Zukunft: Energieabgabe

41,2 Millionen Franken der ausbezahlten Fördermittel kamen vom Bund (CO2-Abgabe) 19,9 Millionen vom Kanton. Ursprünglich hatte der Landrat 2009 dafür per Verpflichtungskredit 50 Millionen bewilligt. Im Bericht an den Landrat stellt die Regierung nun fest, dass zusätzlich viele Fördergelder bereits für Projekte zugesagt sind, die aber noch nicht realisiert sind. Deshalb sei absehbar, dass die 50 Millionen schon vor 2019 aufgebraucht würden.

In die Lücke springen soll der im revidierten Energiegesetz vorgesehene Energiefonds, der gemäss Energiestrategie 2012 die bisherigen Mittel des Energiepakets verdreifachen soll. Er würde aus einer Energieabgabe gespeist, über die im Sommer 2016 abgestimmt wird. Falls das Volk diese ablehne, müsste der Landrat 2017 einen neuen Verpflichtungskredit aus der Staatsrechnung beschliessen, um das Förderprogramm fortzusetzen.

Wie viel bekommt die IWF AG?

Gleichzeitig beantwortet die Regierung die beiden Vorstösse der Landräte Stefan Zemp (SP) und Philipp Schoch (Grüne). Sie wollten wissen, weshalb seit Anfang 2012 die Standardgesuche vom Institut für Wirtschaftsförderung (IWF AG), einer 100-prozentigen Tochter der Wirtschaftskammer, bearbeitet werden und welche Kosten dadurch entstünden.

Das Amt für Umwelt und Energie (AUE) solle von administrativen Routinearbeiten entlastet werden, begründet die Regierung nun die Auslagerung. Das AUE konzentriere sich deshalb auf die komplizierteren Gesuche. Zudem wolle der Kanton wegen der leeren Kassen keine zusätzlichen Stellen schaffen.

In den drei Jahren, in denen die IWF AG die Standardgesuche bearbeitet, habe sie 2012 480 000 Franken, 2013 577 000 und 2014 518 000 Franken erhalten, total 1,57 Millionen.
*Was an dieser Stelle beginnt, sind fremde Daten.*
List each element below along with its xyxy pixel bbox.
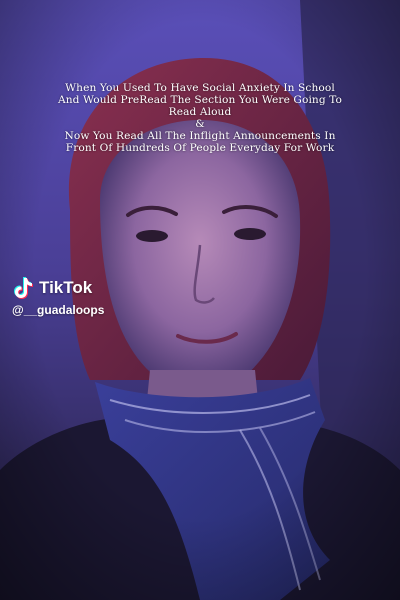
tiktok-brand: TikTok: [39, 278, 93, 297]
tiktok-watermark: TikTok: [12, 276, 92, 300]
tiktok-note-icon: [14, 277, 33, 299]
caption-line: Read Aloud: [168, 106, 232, 118]
caption-line: &: [195, 118, 205, 130]
video-frame: When You Used To Have Social Anxiety In …: [0, 0, 400, 600]
caption-line: Front Of Hundreds Of People Everyday For…: [65, 142, 335, 154]
tiktok-handle: @__guadaloops: [12, 303, 105, 317]
caption-line: And Would PreRead The Section You Were G…: [57, 94, 343, 106]
caption-line: Now You Read All The Inflight Announceme…: [64, 130, 336, 142]
caption-text: When You Used To Have Social Anxiety In …: [20, 82, 380, 154]
caption-line: When You Used To Have Social Anxiety In …: [65, 82, 335, 94]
Im Schnitt über alle Jahre betrugen die Kosten 6,1 Prozent der bewilligten Fördermittel, wobei im ersten Jahr (2010) aufgrund von Aufbauarbeiten die Kosten noch 9,7 Prozent der gesprochenen Fördergelder betrugen. Seit 2011 sinken die Kosten kontinuierlich von 5,5 Prozent auf 5,0 Prozent (2014). Sie lägen somit unterhalb der 7,2 Prozent, welche die Kantone und der Bund als Obergrenze für die Gesuchsbearbeitung festgelegt haben, heisst es in dem Bericht.